Re: Weaving the Strands: Business, Economics, and Tax Policy 2.0
I must have been impressionable...I had jobs outside the home for pay starting around age 12 because that is what people did. I didn't really "need" the money. Getting a job was merely a standard part of life. You didn't really think about it, you just did it.
I still have a copy of my first paycheck: $7.06, from delivering newspapers door to door one day a week. I worked through high school (when minimum wage was $1.60 / hour, although gasoline was $0.35 per gallon at that time as well), was an usher, a part-time janitor, among other things. In college I was part of "dorm crew" in which poor students cleaned rich students' bathrooms.
Part of the change, it seems to me, is that parents now perceive the world to be a much more dangerous place (I'm sure in reality it isn't that much more dangerous, it's just that we now have broader news coverage of crimes that previously had only been reported locally).
I had a bicycle in my middle school years and went everywhere on it. Once I was riding home from baseball practice and a hailstorm struck. A stranger in a station wagon offered me a ride home and I accepted. It was routine and matter-of-fact. Today, such things are completely unheard of. what parent today would let a middle-school kid ride their bicycle all over the place on their own without supervision??
Another element that might well be in play: I recall reading an anthropological study somewhere about the duration of adolescence and how there was a correlation between how long adolescence lasted and the overall demand for unskilled labor in the job market (you alluded to a similar concept).
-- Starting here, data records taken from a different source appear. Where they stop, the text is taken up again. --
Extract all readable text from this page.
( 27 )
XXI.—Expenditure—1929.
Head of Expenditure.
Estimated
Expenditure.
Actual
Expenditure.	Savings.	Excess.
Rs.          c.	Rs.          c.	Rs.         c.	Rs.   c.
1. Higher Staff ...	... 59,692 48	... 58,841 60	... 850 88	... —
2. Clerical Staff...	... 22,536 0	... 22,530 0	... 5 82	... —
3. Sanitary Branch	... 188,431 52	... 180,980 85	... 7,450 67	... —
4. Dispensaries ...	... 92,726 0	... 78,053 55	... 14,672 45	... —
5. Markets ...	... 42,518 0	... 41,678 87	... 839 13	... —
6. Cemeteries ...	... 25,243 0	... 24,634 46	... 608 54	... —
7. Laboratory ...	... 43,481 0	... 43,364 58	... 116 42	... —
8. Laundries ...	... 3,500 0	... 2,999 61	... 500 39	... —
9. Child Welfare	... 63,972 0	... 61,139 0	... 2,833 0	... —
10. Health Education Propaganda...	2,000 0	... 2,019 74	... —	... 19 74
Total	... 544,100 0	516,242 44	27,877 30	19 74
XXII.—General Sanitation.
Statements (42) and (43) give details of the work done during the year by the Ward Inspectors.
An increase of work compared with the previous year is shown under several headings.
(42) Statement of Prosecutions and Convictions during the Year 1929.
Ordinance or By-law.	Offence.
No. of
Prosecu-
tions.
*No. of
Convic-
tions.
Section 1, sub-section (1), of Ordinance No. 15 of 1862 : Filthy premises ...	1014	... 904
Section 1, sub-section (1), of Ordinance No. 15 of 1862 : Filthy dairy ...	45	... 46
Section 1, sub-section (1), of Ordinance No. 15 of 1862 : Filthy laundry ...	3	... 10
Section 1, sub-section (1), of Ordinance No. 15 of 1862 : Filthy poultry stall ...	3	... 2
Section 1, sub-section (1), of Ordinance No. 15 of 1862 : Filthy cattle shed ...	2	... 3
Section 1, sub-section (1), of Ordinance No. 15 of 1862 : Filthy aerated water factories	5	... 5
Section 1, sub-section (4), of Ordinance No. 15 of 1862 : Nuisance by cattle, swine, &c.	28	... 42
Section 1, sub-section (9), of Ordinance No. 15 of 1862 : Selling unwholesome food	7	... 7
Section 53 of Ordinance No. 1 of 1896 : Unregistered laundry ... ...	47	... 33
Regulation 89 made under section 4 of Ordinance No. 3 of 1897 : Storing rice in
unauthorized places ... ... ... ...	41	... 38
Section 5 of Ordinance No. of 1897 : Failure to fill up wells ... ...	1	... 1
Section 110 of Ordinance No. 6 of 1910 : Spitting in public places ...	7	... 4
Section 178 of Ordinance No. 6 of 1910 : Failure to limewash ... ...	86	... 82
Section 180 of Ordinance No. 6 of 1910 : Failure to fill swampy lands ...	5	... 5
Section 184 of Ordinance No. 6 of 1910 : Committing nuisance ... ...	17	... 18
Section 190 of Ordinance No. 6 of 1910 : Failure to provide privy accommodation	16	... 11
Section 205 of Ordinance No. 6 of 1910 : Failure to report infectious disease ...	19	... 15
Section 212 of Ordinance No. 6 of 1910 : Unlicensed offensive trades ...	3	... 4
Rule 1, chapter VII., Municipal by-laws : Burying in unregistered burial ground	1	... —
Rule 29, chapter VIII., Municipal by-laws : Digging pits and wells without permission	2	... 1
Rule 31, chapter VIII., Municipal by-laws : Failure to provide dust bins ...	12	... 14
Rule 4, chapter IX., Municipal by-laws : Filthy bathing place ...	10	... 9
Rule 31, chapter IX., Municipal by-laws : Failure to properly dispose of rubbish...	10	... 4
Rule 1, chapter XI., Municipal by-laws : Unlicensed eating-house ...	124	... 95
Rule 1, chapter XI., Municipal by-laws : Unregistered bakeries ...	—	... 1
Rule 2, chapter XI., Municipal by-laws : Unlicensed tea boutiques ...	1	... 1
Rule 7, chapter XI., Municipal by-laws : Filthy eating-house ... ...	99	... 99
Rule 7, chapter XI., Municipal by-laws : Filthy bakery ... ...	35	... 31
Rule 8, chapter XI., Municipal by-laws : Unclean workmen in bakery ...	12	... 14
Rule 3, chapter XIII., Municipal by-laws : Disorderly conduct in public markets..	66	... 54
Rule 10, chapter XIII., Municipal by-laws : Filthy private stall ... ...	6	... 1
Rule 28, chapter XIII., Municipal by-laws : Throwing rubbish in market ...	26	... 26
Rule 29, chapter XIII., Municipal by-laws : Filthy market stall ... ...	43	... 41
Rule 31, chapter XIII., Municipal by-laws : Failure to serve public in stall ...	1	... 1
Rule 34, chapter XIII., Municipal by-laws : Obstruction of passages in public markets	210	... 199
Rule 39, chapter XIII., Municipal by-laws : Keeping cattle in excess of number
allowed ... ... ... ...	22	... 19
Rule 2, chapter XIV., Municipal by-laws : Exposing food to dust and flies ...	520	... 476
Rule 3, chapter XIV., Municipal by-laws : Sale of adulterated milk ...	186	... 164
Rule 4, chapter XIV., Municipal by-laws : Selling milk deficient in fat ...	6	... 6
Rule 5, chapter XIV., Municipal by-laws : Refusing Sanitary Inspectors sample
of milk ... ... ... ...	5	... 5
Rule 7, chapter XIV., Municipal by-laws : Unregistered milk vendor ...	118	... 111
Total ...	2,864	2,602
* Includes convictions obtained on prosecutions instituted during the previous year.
Lots of teenagers just a few years older than me were drafted to serve in Vietnam war, and so there were more job openings then, and "kids grew up faster" in the sense that many people went right from high school into work and it was not all that typical that "everyone" went on to college.
Then baby boomers started having kids and now those kids, having grown up, are clogging the job market opportunities for today's teens, and as a result, adolescence now lasts into early 20s for lots of young people.
I was one of those teens who worked in the '70's. I did so for the usual reason -- to have money for gas, movies, etc...
I must have been impressionable...I had jobs outside the home for pay starting around age 12 because that is what people did. I didn't really "need" the money. Getting a job was merely a standard part of life. You didn't really think about it, you just did it.
I still have a copy of my first paycheck: $7.06, from delivering newspapers door to door one day a week. I worked through high school (when minimum wage was $1.60 / hour, although gasoline was $0.35 per gallon at that time as well), was an usher, a part-time janitor, among other things. In college I was part of "dorm crew" in which poor students cleaned rich students' bathrooms.
But there was another factor. There really wasn't anything else to do then. There weren't any video games. We had three stations on the tv. I suppose you could go to the local bowling alley and play pinball. You either worked, or you hung out, and probably got in trouble.
Too many other options for teenagers today, including what has essentially become year round sports participation. That's my theory for a large part of the change.
Part of the change, it seems to me, is that parents now perceive the world to be a much more dangerous place (I'm sure in reality it isn't that much more dangerous, it's just that we now have broader news coverage of crimes that previously had only been reported locally).
I had a bicycle in my middle school years and went everywhere on it. Once I was riding home from baseball practice and a hailstorm struck. A stranger in a station wagon offered me a ride home and I accepted. It was routine and matter-of-fact. Today, such things are completely unheard of. what parent today would let a middle-school kid ride their bicycle all over the place on their own without supervision??
Another element that might well be in play: I recall reading an anthropological study somewhere about the duration of adolescence and how there was a correlation between how long adolescence lasted and the overall demand for unskilled labor in the job market (you alluded to a similar concept). Lots of teenagers just a few years older than me were drafted to serve in Vietnam war, and so there were more job openings then, and "kids grew up faster" in the sense that many people went right from high school into work and it was not all that typical that "everyone" went on to college.
Then baby boomers started having kids and now those kids, having grown up, are clogging the job market opportunities for today's teens, and as a result, adolescence now lasts into early 20s for lots of young people.